# Looking for a dash compartment(pic)



## Nunez (May 17, 2014)

Kind of pricy for me but it may be in your price range:
Chevy Cruze Dash Storage Compartment Brown | eBay


----------



## spacedout (Dec 7, 2010)

That Ebay one is brown.


----------



## AkA koRe (Mar 18, 2014)

Pricy for me as well, but the only one I can find. None of the salvage yards around here have a cruze in. I need it to try to fab something for a tablet mount(I have mylink so the kit doesn't work) I was hoping that someone who has done the tablet conversion would have one they would want to get rid of.

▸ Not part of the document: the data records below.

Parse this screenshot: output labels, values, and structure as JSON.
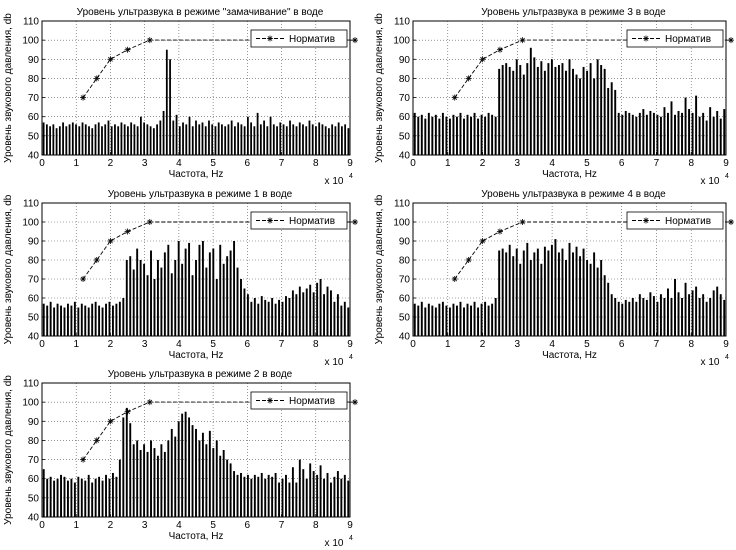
{
  "chart_data": [
    {
      "type": "bar",
      "title": "Уровень ультразвука в режиме \"замачивание\" в воде",
      "xlabel": "Частота, Hz",
      "ylabel": "Уровень звукового давления, db",
      "x_multiplier": "x 10",
      "x_exponent": "4",
      "xlim": [
        0,
        9
      ],
      "ylim": [
        40,
        110
      ],
      "xticks": [
        0,
        1,
        2,
        3,
        4,
        5,
        6,
        7,
        8,
        9
      ],
      "yticks": [
        40,
        50,
        60,
        70,
        80,
        90,
        100,
        110
      ],
      "grid": true,
      "legend": {
        "position": "top-right",
        "entries": [
          "Норматив"
        ]
      },
      "bar_color": "#000000",
      "norm": {
        "x": [
          1.2,
          1.6,
          2.0,
          2.5,
          3.15,
          9.0
        ],
        "y": [
          70,
          80,
          90,
          95,
          100,
          100
        ]
      },
      "bars": [
        57,
        56,
        55,
        56,
        54,
        55,
        57,
        55,
        56,
        57,
        56,
        55,
        57,
        56,
        55,
        54,
        56,
        57,
        55,
        56,
        58,
        55,
        56,
        55,
        57,
        56,
        55,
        57,
        56,
        55,
        60,
        57,
        56,
        55,
        54,
        56,
        58,
        63,
        95,
        90,
        58,
        61,
        55,
        57,
        56,
        60,
        55,
        58,
        56,
        57,
        55,
        58,
        56,
        55,
        57,
        56,
        55,
        56,
        58,
        55,
        57,
        56,
        55,
        60,
        57,
        55,
        62,
        56,
        58,
        55,
        60,
        56,
        55,
        57,
        56,
        55,
        58,
        56,
        55,
        57,
        56,
        55,
        58,
        56,
        55,
        57,
        56,
        55,
        54,
        56,
        55,
        57,
        55,
        56,
        54
      ]
    },
    {
      "type": "bar",
      "title": "Уровень ультразвука в режиме 3 в воде",
      "xlabel": "Частота, Hz",
      "ylabel": "Уровень звукового давления, db",
      "x_multiplier": "x 10",
      "x_exponent": "4",
      "xlim": [
        0,
        9
      ],
      "ylim": [
        40,
        110
      ],
      "xticks": [
        0,
        1,
        2,
        3,
        4,
        5,
        6,
        7,
        8,
        9
      ],
      "yticks": [
        40,
        50,
        60,
        70,
        80,
        90,
        100,
        110
      ],
      "grid": true,
      "legend": {
        "position": "top-right",
        "entries": [
          "Норматив"
        ]
      },
      "bar_color": "#000000",
      "norm": {
        "x": [
          1.2,
          1.6,
          2.0,
          2.5,
          3.15,
          9.0
        ],
        "y": [
          70,
          80,
          90,
          95,
          100,
          100
        ]
      },
      "bars": [
        62,
        60,
        61,
        59,
        62,
        60,
        61,
        59,
        62,
        60,
        59,
        61,
        60,
        62,
        59,
        61,
        60,
        62,
        59,
        61,
        60,
        62,
        61,
        60,
        85,
        87,
        88,
        86,
        84,
        90,
        87,
        82,
        88,
        96,
        91,
        86,
        89,
        84,
        88,
        90,
        86,
        87,
        88,
        84,
        90,
        85,
        82,
        80,
        86,
        84,
        88,
        80,
        90,
        87,
        85,
        75,
        78,
        74,
        62,
        61,
        63,
        62,
        61,
        60,
        62,
        64,
        61,
        63,
        62,
        61,
        60,
        65,
        62,
        68,
        61,
        63,
        62,
        70,
        64,
        62,
        71,
        60,
        62,
        58,
        65,
        60,
        63,
        59,
        64
      ]
    },
    {
      "type": "bar",
      "title": "Уровень ультразвука в режиме 1 в воде",
      "xlabel": "Частота, Hz",
      "ylabel": "Уровень звукового давления, db",
      "x_multiplier": "x 10",
      "x_exponent": "4",
      "xlim": [
        0,
        9
      ],
      "ylim": [
        40,
        110
      ],
      "xticks": [
        0,
        1,
        2,
        3,
        4,
        5,
        6,
        7,
        8,
        9
      ],
      "yticks": [
        40,
        50,
        60,
        70,
        80,
        90,
        100,
        110
      ],
      "grid": true,
      "legend": {
        "position": "top-right",
        "entries": [
          "Норматив"
        ]
      },
      "bar_color": "#000000",
      "norm": {
        "x": [
          1.2,
          1.6,
          2.0,
          2.5,
          3.15,
          9.0
        ],
        "y": [
          70,
          80,
          90,
          95,
          100,
          100
        ]
      },
      "bars": [
        57,
        56,
        58,
        55,
        57,
        56,
        55,
        57,
        56,
        58,
        55,
        57,
        56,
        55,
        57,
        58,
        56,
        55,
        57,
        58,
        56,
        57,
        58,
        60,
        80,
        82,
        75,
        86,
        80,
        78,
        72,
        85,
        70,
        80,
        76,
        84,
        88,
        73,
        80,
        90,
        78,
        86,
        89,
        72,
        80,
        88,
        90,
        76,
        84,
        86,
        70,
        88,
        78,
        82,
        85,
        90,
        76,
        70,
        65,
        62,
        58,
        60,
        57,
        61,
        59,
        58,
        60,
        57,
        59,
        58,
        61,
        60,
        64,
        62,
        66,
        63,
        65,
        67,
        63,
        68,
        70,
        62,
        66,
        64,
        58,
        62,
        56,
        58,
        55
      ]
    },
    {
      "type": "bar",
      "title": "Уровень ультразвука в режиме 4 в воде",
      "xlabel": "Частота, Hz",
      "ylabel": "Уровень звукового давления, db",
      "x_multiplier": "x 10",
      "x_exponent": "4",
      "xlim": [
        0,
        9
      ],
      "ylim": [
        40,
        110
      ],
      "xticks": [
        0,
        1,
        2,
        3,
        4,
        5,
        6,
        7,
        8,
        9
      ],
      "yticks": [
        40,
        50,
        60,
        70,
        80,
        90,
        100,
        110
      ],
      "grid": true,
      "legend": {
        "position": "top-right",
        "entries": [
          "Норматив"
        ]
      },
      "bar_color": "#000000",
      "norm": {
        "x": [
          1.2,
          1.6,
          2.0,
          2.5,
          3.15,
          9.0
        ],
        "y": [
          70,
          80,
          90,
          95,
          100,
          100
        ]
      },
      "bars": [
        57,
        56,
        58,
        55,
        57,
        56,
        55,
        57,
        58,
        56,
        55,
        57,
        56,
        58,
        55,
        57,
        56,
        58,
        55,
        57,
        58,
        56,
        57,
        60,
        85,
        86,
        84,
        88,
        82,
        86,
        78,
        85,
        89,
        80,
        84,
        86,
        78,
        87,
        85,
        88,
        91,
        84,
        86,
        80,
        89,
        84,
        87,
        82,
        86,
        80,
        78,
        84,
        76,
        80,
        72,
        68,
        62,
        60,
        58,
        57,
        59,
        58,
        60,
        58,
        62,
        60,
        59,
        63,
        61,
        58,
        62,
        60,
        65,
        60,
        70,
        63,
        60,
        68,
        62,
        64,
        66,
        60,
        62,
        58,
        60,
        64,
        66,
        62,
        59
      ]
    },
    {
      "type": "bar",
      "title": "Уровень ультразвука в режиме 2 в воде",
      "xlabel": "Частота, Hz",
      "ylabel": "Уровень звукового давления, db",
      "x_multiplier": "x 10",
      "x_exponent": "4",
      "xlim": [
        0,
        9
      ],
      "ylim": [
        40,
        110
      ],
      "xticks": [
        0,
        1,
        2,
        3,
        4,
        5,
        6,
        7,
        8,
        9
      ],
      "yticks": [
        40,
        50,
        60,
        70,
        80,
        90,
        100,
        110
      ],
      "grid": true,
      "legend": {
        "position": "top-right",
        "entries": [
          "Норматив"
        ]
      },
      "bar_color": "#000000",
      "norm": {
        "x": [
          1.2,
          1.6,
          2.0,
          2.5,
          3.15,
          9.0
        ],
        "y": [
          70,
          80,
          90,
          95,
          100,
          100
        ]
      },
      "bars": [
        65,
        60,
        61,
        59,
        60,
        62,
        61,
        59,
        60,
        58,
        61,
        60,
        59,
        62,
        58,
        60,
        61,
        59,
        62,
        60,
        63,
        61,
        70,
        92,
        97,
        89,
        78,
        80,
        75,
        78,
        74,
        80,
        76,
        72,
        78,
        74,
        80,
        86,
        82,
        90,
        94,
        95,
        92,
        88,
        86,
        80,
        84,
        78,
        85,
        76,
        80,
        72,
        75,
        70,
        68,
        64,
        62,
        63,
        61,
        62,
        60,
        62,
        61,
        63,
        60,
        62,
        61,
        63,
        58,
        60,
        62,
        58,
        66,
        58,
        70,
        65,
        60,
        68,
        64,
        62,
        67,
        60,
        63,
        58,
        61,
        64,
        60,
        62,
        59
      ]
    }
  ]
}
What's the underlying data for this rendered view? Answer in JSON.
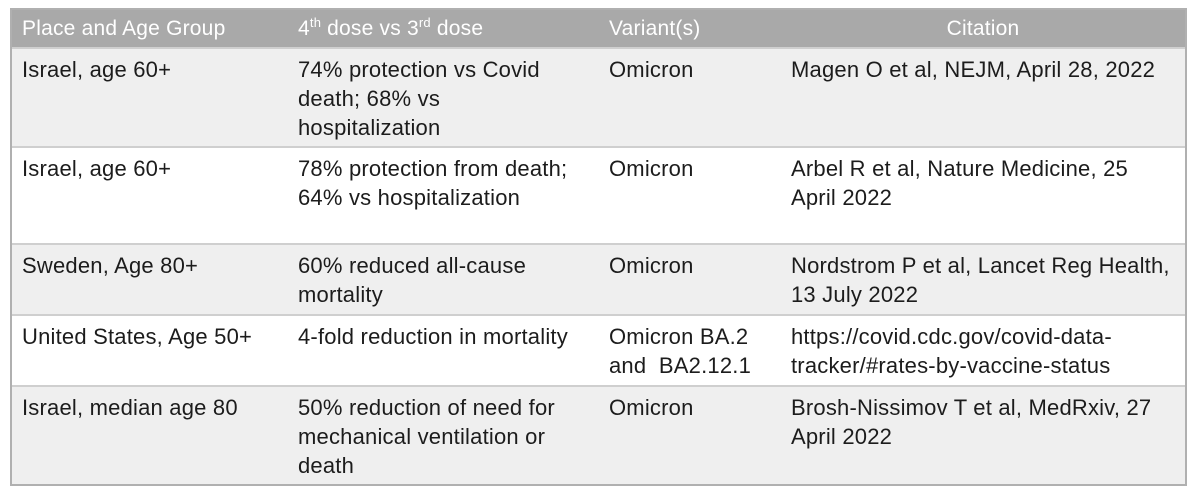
{
  "colors": {
    "header_bg": "#a9a9a9",
    "header_text": "#ffffff",
    "row_stripe": "#efefef",
    "row_plain": "#ffffff",
    "body_text": "#1c1c1c",
    "border": "#b0b0b0",
    "row_divider": "#cfcfcf"
  },
  "table": {
    "headers": {
      "place": "Place and Age Group",
      "dose_base1": "4",
      "dose_sup1": "th",
      "dose_mid": " dose vs 3",
      "dose_sup2": "rd",
      "dose_end": " dose",
      "variants": "Variant(s)",
      "citation": "Citation"
    },
    "rows": [
      {
        "place": "Israel, age 60+",
        "result": "74% protection vs Covid death; 68% vs hospitalization",
        "variant": "Omicron",
        "citation": "Magen O et al, NEJM, April 28, 2022"
      },
      {
        "place": "Israel, age 60+",
        "result": "78% protection from death; 64% vs hospitalization",
        "variant": "Omicron",
        "citation": "Arbel R et al, Nature Medicine, 25 April 2022"
      },
      {
        "place": "Sweden, Age 80+",
        "result": "60% reduced all-cause mortality",
        "variant": "Omicron",
        "citation": "Nordstrom P et al, Lancet Reg Health, 13 July 2022"
      },
      {
        "place": "United States, Age 50+",
        "result": "4-fold reduction in mortality",
        "variant": "Omicron BA.2 and  BA2.12.1",
        "citation": "https://covid.cdc.gov/covid-data-tracker/#rates-by-vaccine-status"
      },
      {
        "place": "Israel, median age 80",
        "result": "50% reduction of need for mechanical ventilation or death",
        "variant": "Omicron",
        "citation": "Brosh-Nissimov T et al, MedRxiv, 27 April 2022"
      }
    ]
  }
}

Sent from AutoGuide.com Free App


----------



## spacedout (Dec 7, 2010)

why not just go to the dealers parts department with the part number and have them order it for you? or order online for a bit more savings?


----------



## RWise (Sep 23, 2013)

I just went to the dealer and ordered mine. Ordered the pad (95965331) that goes inside as well. The compartment was $98 and the pad was $16. Was really surprised that the compartment wouldn't hold a pair of sunglasses. I store napkins in it. Anything electronic will melt. Kind of a waste of money if you ask me. My Chevy HHR has plenty of room in the compartment.


Sent from AutoGuide.com Free App


----------



## Joegonzales22 (Oct 26, 2013)

I always forget its there honestly!! It needs to be a couple inches deeper like the one in my old HHR. Not complaining though, I use the center console unit instead.


----------



## spacedout (Dec 7, 2010)

RWise said:


> I just went to the dealer and ordered mine. Ordered the pad (95965331) that goes inside as well.


Do you remember the part number of the compartment to help the OP find this online? I can't believe they charge $16 for that rubber liner insert!


----------



## RWise (Sep 23, 2013)

spacedout said:


> Do you remember the part number of the compartment to help the OP find this online? I can't believe they charge $16 for that rubber liner insert!


Yea the compartment part number is BLACK(95910293), and COCOA(95910294). Unless I'm mistaken the dashes in the Cruze only come in black or cocoa. 


Sent from AutoGuide.com Free App


----------



## spacedout (Dec 7, 2010)

Geez if I had known it was this expensive I would have thought twice about drilling a hole under the rubber insert of mine for my GPS power cable.


----------